Test Yourself:
Base Charging for Consult and Epi Patch Placement on Several Circumstances
Published on Tue May 17, 2005
Key: Verify vital details with the anesthesiologist before coding the case
Look at the entire situation to determine the medical necessity of a consultation and whether you should charge for both the consultation and epi blood patch placement. Consider these scenarios from South Carolina coding consultant Julee Shiley, CPC:
Scenario A: A surgeon or emergency-department physician determines that the patient needs an epidural blood patch and asks the anesthesiologist to administer it. This does not qualify as a consult, so you only report 62273 (Injection, epidural, of blood or clot patch) for the epidural patch.

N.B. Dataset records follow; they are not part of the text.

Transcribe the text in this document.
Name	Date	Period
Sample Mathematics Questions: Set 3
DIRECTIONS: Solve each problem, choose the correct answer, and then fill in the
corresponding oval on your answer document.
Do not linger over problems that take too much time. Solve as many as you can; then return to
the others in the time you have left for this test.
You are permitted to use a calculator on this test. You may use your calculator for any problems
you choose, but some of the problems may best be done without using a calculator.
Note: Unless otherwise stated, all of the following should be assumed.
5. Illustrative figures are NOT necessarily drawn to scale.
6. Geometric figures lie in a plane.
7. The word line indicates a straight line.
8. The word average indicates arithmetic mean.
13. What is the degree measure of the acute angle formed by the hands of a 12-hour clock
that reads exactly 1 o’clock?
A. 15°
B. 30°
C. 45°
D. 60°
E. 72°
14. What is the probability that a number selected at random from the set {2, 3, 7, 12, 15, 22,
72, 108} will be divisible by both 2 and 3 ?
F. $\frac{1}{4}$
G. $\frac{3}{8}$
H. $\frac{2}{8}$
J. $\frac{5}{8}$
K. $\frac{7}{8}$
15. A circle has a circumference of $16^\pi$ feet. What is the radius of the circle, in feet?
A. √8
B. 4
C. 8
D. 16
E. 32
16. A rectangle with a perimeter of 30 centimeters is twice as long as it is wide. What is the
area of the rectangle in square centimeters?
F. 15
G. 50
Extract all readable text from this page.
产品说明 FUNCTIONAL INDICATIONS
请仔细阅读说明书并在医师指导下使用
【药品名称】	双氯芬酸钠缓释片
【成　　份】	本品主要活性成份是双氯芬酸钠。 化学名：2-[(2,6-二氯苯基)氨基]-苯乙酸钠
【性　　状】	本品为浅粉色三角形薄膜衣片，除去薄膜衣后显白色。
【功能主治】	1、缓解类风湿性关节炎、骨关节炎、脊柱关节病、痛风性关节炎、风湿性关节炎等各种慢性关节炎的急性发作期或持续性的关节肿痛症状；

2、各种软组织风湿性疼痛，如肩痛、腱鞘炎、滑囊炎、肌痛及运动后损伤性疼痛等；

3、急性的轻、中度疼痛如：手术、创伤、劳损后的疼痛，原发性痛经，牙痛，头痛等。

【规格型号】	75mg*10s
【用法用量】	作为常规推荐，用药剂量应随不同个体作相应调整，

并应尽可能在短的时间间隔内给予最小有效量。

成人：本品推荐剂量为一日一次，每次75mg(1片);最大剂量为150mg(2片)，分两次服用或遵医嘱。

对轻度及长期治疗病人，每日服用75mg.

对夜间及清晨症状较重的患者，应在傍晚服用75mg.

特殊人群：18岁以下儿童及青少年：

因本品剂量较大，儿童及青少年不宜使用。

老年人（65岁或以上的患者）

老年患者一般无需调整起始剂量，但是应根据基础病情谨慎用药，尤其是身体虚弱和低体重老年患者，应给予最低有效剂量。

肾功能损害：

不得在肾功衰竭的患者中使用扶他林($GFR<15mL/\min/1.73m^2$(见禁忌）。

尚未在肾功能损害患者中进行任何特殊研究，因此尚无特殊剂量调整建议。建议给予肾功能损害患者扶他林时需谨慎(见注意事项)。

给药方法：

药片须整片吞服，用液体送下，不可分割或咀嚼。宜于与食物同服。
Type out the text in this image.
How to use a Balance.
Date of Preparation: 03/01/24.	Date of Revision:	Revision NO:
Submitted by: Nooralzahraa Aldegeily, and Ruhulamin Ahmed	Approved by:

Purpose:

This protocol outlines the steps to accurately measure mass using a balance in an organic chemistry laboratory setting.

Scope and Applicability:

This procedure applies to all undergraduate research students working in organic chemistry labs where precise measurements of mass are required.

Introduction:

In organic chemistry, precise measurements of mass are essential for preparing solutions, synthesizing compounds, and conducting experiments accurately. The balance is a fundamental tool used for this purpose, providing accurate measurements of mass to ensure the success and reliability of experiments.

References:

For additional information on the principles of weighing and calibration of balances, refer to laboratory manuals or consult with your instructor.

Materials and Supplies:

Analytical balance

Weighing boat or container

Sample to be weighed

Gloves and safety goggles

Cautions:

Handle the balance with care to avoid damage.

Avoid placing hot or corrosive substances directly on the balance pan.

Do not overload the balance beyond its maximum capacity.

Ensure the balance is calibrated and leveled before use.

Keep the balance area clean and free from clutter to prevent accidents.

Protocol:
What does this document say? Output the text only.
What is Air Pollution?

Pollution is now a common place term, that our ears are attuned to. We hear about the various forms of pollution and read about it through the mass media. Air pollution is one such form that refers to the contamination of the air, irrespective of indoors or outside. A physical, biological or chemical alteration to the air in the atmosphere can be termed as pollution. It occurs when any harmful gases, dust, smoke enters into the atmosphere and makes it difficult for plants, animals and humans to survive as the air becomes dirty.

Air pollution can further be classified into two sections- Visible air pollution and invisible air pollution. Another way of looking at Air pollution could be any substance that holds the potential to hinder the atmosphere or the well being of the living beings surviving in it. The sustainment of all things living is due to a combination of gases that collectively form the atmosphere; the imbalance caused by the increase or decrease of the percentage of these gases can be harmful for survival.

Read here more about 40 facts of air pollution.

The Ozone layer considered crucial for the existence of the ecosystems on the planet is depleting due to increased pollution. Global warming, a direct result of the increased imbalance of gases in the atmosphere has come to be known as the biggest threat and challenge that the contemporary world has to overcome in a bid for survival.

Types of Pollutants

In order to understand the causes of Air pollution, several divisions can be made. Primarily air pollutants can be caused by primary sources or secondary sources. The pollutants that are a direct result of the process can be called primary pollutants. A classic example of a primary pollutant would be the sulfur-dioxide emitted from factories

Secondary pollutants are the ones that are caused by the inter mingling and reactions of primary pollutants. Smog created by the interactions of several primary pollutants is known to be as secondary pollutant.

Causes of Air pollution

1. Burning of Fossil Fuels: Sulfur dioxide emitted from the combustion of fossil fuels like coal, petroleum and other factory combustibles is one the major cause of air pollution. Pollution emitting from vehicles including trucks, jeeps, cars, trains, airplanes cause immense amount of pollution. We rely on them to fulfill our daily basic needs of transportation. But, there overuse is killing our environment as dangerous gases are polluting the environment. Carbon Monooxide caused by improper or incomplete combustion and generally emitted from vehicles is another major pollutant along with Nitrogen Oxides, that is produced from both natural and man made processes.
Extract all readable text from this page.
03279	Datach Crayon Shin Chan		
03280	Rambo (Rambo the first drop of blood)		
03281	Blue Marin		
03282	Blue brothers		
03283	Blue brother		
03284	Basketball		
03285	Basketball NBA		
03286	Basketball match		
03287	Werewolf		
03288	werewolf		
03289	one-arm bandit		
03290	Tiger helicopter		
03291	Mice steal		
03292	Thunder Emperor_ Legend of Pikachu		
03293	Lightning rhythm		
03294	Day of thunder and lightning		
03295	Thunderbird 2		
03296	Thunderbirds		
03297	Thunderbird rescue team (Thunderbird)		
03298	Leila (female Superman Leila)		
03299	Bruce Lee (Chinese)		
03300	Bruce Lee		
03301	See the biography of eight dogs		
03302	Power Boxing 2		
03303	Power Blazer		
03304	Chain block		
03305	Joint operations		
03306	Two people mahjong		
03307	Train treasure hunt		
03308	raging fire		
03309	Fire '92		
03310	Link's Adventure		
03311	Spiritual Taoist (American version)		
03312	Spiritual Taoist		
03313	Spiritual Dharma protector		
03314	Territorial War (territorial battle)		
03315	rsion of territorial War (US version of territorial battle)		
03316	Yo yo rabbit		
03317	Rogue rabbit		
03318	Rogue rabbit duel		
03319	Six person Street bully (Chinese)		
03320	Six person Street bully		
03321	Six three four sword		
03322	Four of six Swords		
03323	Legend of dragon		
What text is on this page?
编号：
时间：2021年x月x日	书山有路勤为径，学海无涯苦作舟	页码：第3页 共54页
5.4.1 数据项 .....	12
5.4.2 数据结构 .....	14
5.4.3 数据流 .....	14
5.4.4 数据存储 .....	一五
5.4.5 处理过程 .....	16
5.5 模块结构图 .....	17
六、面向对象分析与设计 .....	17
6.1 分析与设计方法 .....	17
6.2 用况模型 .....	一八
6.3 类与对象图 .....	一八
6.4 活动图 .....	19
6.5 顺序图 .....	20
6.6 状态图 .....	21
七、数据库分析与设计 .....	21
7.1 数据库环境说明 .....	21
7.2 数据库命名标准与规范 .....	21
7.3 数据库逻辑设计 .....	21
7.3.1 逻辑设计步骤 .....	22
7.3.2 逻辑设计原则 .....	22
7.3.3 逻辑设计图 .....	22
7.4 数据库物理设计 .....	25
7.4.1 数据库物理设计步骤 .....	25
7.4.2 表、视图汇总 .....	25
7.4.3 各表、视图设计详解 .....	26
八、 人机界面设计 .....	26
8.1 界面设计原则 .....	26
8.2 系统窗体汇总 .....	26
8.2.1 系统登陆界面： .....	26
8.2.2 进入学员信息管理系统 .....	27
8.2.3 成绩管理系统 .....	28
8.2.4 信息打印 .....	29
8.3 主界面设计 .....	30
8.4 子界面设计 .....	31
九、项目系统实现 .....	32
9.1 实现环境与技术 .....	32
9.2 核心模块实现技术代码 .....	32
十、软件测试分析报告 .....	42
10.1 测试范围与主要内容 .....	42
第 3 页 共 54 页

Scenario B: An anesthesiologist provides spinal or epidural anesthesia during a procedure. Afterward, the patient needs an epidural blood patch due to a complication of anesthesia service. If the same anesthesiologist (or another anesthesia provider from the same group) administers the patch, this would be considered "consulting yourself," which would be inappropriate. Therefore, only report 62273 for the blood patch.
Scenario C: An emergency-department physician, surgeon or other referring physician/provider seeks the anesthesiologist's advice on whether an epidural blood patch might be beneficial. If all consultation criteria are met and the anesthesiologist communicates back with the referring physician, you can report a consultation.
If the blood patch is administered, report 62273 and append modifier -25 (Significant, separately identifiable evaluation and management service by the same physician on the same day of the procedure or other service) to the appropriate consultation code (from 99251-99255). If the anesthesiologist determines that the blood patch will not be beneficial, only report the consultation code.
Bottom line: Read the referral carefully, says New Jersey coding consultant Jann Lienhard, CPC. If it asks the anesthesiologist to "consult and treat" the patient, then she says billing a consult would be fine. But if it asks the anesthesiologist to "treat and follow," Lienhard says this would be a new patient or established patient visit instead of a consult.